Amazon Lifts Curtain From Amazon Web Services Financials And Reveals $5B In AWS Annual Revenue

After submitting the tech analyst community to years of speculation about the precise revenues of Amazon Web Services, Amazon took the lid off its financials on Thursday to reveal that its cloud computing business does over $5B in annual revenue. In the first quarter of 2015, Amazon Web Services generated $1.57B in revenue while sustaining operating expenses of $1.31B, leaving $265M in operating income. The $1.57B in revenue earned by Amazon Web Services in the Q1 of 2015 exceeds the $1.05B the company earned in the first quarter of 2014 and illustrates year over year revenue growth of 49%. Meanwhile, AWS’s $265M in operating income from Q1 of 2015 surpasses the $245M in operating income specific to Q1 of 2014 by 8.1%. In 2014, Amazon Web Services garnered a net operating income of $660M based on the aggregate of $245M, $77M, $98M and $240M in Q1, Q2, Q3 and Q4 of 2014, respectively.

Amazon CEO Jeff Bezos commented on the financials of Amazon Web Services by noting:

Amazon Web Services is a $5 billion business and still growing fast — in fact it’s accelerating. Born a decade ago, AWS is a good example of how we approach ideas and risk-taking at Amazon. We strive to focus relentlessly on the customer, innovate rapidly, and drive operational excellence. We manage by two seemingly contradictory traits: impatience to deliver faster and a willingness to think long term. We are so grateful to our AWS customers and remain dedicated to inventing on their behalf.

Here, Bezos proudly comments on the growth of Amazon Web Services and its track record of innovation and commitment to operational efficiencies and excellence. Created in 2006, the company has revolutionized cloud computing within less than a decade and launched, within the first quarter of 2015 alone, products such as AWS Lambda, support for Docker via the Amazon EC2 Container Service and Amazon Machine Learning. As a subsidiary of Amazon, AWS’s revenue of $1.57B represents a significant percentage of Amazon’s total $22.7B in revenue but AWS will need to be concerned that its 49% year over year revenue growth for Q1 of 2015 marks a sharp decline from year over year growth for Q1 of 2014, which was 69%. The decline in year over year revenue growth points to the emergence of other market players such as Microsoft Azure, Google Cloud Platform and Rackspace as detailed in a recent 451 Research Group report, all of which will continue to challenge AWS for market supremacy in the IaaS space in the months to come, even though AWS remains the clear front-runner, hands down.

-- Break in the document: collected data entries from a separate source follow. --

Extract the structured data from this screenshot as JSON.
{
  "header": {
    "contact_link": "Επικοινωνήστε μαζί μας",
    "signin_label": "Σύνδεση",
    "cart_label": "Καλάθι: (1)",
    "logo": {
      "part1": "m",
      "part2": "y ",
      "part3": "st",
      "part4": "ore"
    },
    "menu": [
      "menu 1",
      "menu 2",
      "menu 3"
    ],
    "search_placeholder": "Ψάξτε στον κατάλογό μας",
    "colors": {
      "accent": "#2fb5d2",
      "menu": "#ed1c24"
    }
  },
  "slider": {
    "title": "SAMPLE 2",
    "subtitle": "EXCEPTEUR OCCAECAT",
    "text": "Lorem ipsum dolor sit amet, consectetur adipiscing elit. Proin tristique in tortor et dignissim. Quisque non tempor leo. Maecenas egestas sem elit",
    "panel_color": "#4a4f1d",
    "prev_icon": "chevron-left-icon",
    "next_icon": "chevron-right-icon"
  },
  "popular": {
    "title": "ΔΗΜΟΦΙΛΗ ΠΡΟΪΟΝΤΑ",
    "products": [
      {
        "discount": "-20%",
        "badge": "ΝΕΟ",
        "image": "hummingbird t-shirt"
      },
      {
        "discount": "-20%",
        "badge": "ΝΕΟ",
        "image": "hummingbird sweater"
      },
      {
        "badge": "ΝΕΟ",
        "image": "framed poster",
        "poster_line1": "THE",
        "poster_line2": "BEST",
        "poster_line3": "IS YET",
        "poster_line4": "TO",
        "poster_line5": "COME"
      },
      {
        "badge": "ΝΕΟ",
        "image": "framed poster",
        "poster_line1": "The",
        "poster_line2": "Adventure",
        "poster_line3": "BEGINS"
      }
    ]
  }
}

451 Research Group Report Shows AWS Leads IaaS Space Amidst Increased Competition From Microsoft Azure And Rackspace

According to a 451 Research Vendor Window assessment, the battle for IaaS leadership has intensified even though Amazon Web Services (AWS) remains the clear front-runner. Respondents to the 451 vendor evaluations revealed that 57% of enterprise customers use AWS whereas Microsoft Azure is used by 42% of customers. AWS was cited as the most important customer in 35% of all cases, ahead of Microsoft Azure, which garnered 20% of votes in the same category. Rackspace earned the highest ratings for the IaaS vendor capable of fulfilling Guaranteed SLAs and was tied with AWS for its ability to fulfill customer needs. While AWS received high ratings with respect to Experience and Technical Innovation, Microsoft Azure, in contrast, was rated lower than most of its competitors with respect to Experience and Support for Open-Source Software. Meanwhile, in the private cloud market, the 451 Research Vendor Window Assessment found that VMware claims a presence in 70% of enterprises with its ESX and vCloud virtualization platforms. Nevertheless, the survey also found that more than 70% of VMware customers have deployed other solutions for private clouds such as OpenStack or Microsoft Cloud OS, for example.

Michelle Bailey, Senior Vice President, Digital Infrastructure and Data Strategy at the 451 Research Group, remarked on the significance of the findings as follows:

While the 2015 Vendor Window for IaaS shows Amazon Web Services as the clear leader based on multiple metrics, Microsoft Azure, Rackspace and VMware’s vCloud Air are becoming competitive challengers. As more mainstream customers move business-critical workloads to cloud environments, the decision criteria for evaluating potential vendors change relative to early cloud adopters, and in turn so do the vendors under consideration.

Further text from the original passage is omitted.